Lucien Wasselin présente la donation Kijno à Nœux-les-Mines

Éternel rebelle, Kijno n’aura eu de cesse de pratiquer le contrepied. Non qu’il soit dans la contradiction de principe (quoique… sa formation philosophique lui inspirait de penser autrement). Mais plutôt qu’il soit dans l’avenir. L’attente. L’espoir. Quitte à provoquer et à passer en force quand nécessité fait loi. Angela Davis s’en souvient encore : quelles toiles pour la soutenir et l’honorer ! Quelle folie cette conférence avec Jean Genet… Bref, pour qui découvrira la donation Kijno à Nœux-les-Mines, pénètrera dans l'univers du peintre. Et s’interrogera. Pourquoi une telle exposition permanente dans cette petite ville de l’ancien bassin minier du Pas-de-Calais ? Pourquoi un bâtiment administratif (la salle du conseil de l’Hôtel communautaire) et non un lieu dédié à l’art ?

Mais qui est-il ce Kijno ?


Lucien Wasselin, de part son histoire avec la région. Son engagement. La confiance qu’il a su tisser avec le peintre, se vit confier en 2008 la tâche de mener à bien le projet. Quelques années plus tard, après un parcours que l’on devine semé d’embûches. On connaît le tatillon de l’Administration française. Et le parler franc de Kijno qui avait des exigences. Pour ne pas dire des conditions non négociables. Tableaux furent livrés. Plus, dernièrement, le violon de son père. Et accrochage fut réalisé, inauguration et… ultime témoignage de cette donation, ce bel ouvrage aux magnifiques photos, ouvert par Salah Stétié.
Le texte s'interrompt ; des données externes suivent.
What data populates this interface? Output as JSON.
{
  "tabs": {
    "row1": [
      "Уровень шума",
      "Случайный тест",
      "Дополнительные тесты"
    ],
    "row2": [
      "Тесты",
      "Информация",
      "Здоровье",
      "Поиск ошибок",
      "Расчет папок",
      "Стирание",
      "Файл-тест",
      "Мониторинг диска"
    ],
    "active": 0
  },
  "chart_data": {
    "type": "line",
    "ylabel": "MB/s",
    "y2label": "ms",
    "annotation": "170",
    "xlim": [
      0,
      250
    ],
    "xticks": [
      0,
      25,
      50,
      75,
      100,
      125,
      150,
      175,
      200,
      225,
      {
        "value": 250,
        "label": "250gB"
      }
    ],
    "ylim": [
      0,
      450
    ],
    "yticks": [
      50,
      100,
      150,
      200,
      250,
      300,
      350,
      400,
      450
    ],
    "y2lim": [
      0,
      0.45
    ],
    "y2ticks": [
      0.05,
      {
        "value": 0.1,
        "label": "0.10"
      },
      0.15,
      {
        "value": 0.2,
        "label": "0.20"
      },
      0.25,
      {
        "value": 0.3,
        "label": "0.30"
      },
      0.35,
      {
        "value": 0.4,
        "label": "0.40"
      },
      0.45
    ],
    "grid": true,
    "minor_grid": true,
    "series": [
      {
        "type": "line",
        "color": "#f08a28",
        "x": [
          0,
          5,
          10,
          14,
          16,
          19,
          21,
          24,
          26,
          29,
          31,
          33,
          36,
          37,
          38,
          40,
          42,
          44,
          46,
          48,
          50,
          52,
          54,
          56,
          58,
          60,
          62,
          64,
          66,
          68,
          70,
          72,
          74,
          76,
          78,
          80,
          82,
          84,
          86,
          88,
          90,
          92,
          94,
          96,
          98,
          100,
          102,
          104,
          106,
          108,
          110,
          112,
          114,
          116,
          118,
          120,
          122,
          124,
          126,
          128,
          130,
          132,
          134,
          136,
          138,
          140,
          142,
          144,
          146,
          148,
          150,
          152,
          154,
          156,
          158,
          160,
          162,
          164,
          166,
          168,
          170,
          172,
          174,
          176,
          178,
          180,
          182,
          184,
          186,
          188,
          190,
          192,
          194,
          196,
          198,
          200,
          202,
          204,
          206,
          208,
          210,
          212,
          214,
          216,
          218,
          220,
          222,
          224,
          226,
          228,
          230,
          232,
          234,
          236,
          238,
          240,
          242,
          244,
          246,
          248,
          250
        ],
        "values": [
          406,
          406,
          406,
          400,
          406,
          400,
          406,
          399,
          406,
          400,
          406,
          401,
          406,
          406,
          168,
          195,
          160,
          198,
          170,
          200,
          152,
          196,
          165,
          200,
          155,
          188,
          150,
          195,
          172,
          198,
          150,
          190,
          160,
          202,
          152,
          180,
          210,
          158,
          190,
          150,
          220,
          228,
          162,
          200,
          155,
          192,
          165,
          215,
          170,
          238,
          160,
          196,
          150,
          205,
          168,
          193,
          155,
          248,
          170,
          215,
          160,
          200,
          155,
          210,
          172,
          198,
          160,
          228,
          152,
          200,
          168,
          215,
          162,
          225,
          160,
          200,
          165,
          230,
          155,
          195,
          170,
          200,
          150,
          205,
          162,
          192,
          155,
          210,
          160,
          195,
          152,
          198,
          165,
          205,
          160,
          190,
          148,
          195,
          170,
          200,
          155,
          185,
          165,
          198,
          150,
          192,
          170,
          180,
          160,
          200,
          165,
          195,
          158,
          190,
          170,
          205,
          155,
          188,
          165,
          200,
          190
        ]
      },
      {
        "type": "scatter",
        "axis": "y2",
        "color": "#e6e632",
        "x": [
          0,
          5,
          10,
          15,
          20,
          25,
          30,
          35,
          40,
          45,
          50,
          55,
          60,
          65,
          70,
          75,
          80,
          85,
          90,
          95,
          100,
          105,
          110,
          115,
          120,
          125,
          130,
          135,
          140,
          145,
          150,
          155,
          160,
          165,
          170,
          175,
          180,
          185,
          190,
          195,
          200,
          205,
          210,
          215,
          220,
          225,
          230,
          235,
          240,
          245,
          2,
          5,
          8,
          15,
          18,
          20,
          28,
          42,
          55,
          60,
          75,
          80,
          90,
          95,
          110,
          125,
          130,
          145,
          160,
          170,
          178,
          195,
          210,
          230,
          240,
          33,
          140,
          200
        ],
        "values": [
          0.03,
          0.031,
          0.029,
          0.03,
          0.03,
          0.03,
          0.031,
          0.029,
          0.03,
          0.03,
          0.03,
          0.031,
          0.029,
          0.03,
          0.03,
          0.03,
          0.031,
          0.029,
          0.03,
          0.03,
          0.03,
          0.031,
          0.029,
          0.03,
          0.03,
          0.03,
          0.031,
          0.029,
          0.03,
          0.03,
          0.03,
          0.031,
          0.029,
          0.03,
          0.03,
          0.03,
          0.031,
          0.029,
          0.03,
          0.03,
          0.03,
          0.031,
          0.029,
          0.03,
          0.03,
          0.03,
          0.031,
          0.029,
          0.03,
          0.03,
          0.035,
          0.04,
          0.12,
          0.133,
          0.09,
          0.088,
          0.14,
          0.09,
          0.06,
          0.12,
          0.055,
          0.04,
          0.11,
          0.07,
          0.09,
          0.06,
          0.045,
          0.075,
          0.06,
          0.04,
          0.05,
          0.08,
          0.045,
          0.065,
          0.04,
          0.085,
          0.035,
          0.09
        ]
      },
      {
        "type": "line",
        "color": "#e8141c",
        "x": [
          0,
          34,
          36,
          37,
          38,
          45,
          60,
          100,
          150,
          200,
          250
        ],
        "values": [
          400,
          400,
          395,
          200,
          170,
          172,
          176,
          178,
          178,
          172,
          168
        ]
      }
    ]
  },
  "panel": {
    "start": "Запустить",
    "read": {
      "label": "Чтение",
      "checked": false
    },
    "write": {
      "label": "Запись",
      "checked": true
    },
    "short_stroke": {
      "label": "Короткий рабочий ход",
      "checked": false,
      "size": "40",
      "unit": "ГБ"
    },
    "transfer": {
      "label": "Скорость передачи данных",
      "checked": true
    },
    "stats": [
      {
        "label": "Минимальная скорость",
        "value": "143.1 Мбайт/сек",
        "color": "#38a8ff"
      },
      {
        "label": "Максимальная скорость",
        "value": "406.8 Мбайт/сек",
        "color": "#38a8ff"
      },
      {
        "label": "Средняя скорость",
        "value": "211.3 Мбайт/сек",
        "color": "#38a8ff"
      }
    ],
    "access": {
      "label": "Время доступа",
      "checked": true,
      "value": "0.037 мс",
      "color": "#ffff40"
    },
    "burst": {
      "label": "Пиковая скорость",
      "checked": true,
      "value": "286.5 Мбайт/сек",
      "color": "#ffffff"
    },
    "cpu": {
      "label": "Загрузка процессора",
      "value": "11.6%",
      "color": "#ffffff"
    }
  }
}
"Lad, homme au grand cœur, avait quatre cœurs. Je veux parler d'abord des deux premiers. L'un était pour le ciel, et l'autre pour la terre, ses deux patries. Entre les deux, libre de tout, l'Ange Couleur, celui qui peint avec sa propre plume. À chaque tableau qu'il imagine sur soixante-dix ans de création jamais ralentie, jamais interrompue, toujours renouvelée par son respir, l'Ange Couleur allait, venait, tournant autour du peintre pour l'aider à configurer le monde. Le monde de Lad dans le monde de l'ange, comme par la radiographie permettant de voir le fœtus encore endormi mais bientôt réveillé dans le sein de sa mère, le monde de l'Ange dans le cœur et l'intelligence de Lad, créateur et créature s'épousant et s'épuisant dans le même combat sous la même enveloppe. Car Lad croyait à l'Intelligence, c'est-à-dire aux liens étroits entre les choses et l'Esprit. […] Comme Paul, et comme Thomas, il croyait à l'Animus et à l'Anima, l'Anima la substance originale et féminine de l'Âme que l'Animus, l'Esprit, le Modeleur inspiré, formulateur et normatif, venait achever selon sa propre règle, participant aussi avec les propres moyens de l'homme, si pauvres fussent-ils, à la création universelle, celle qui derrière l'homme retrouve l'ouvrier, ce contributeur à la vision du Grand Tout."


Hé oui, Kijno fracasse les murs auxquels sont accrochées ses toiles. Il broie le décor pour installer sa propre respiration. L’air de rien il bouleverse l'espace dans lequel le visiteur est alors sans repère. Un peu perdu il n’aura de cesse de vouloir se raccrocher à la peinture. Aux sons qui en émanent. Aller vers la couleur. Exit les autres (individus, cultures, civilisations ...) puisque c’est d’un tout qu’il s’agit. L’effet Kijno fait voler en éclats les portes-fenêtres aux barreaux invisibles qui nous emprisonnent. Dès que le regardeur pose son regard sur un tableau, l’Eden se donne à lui…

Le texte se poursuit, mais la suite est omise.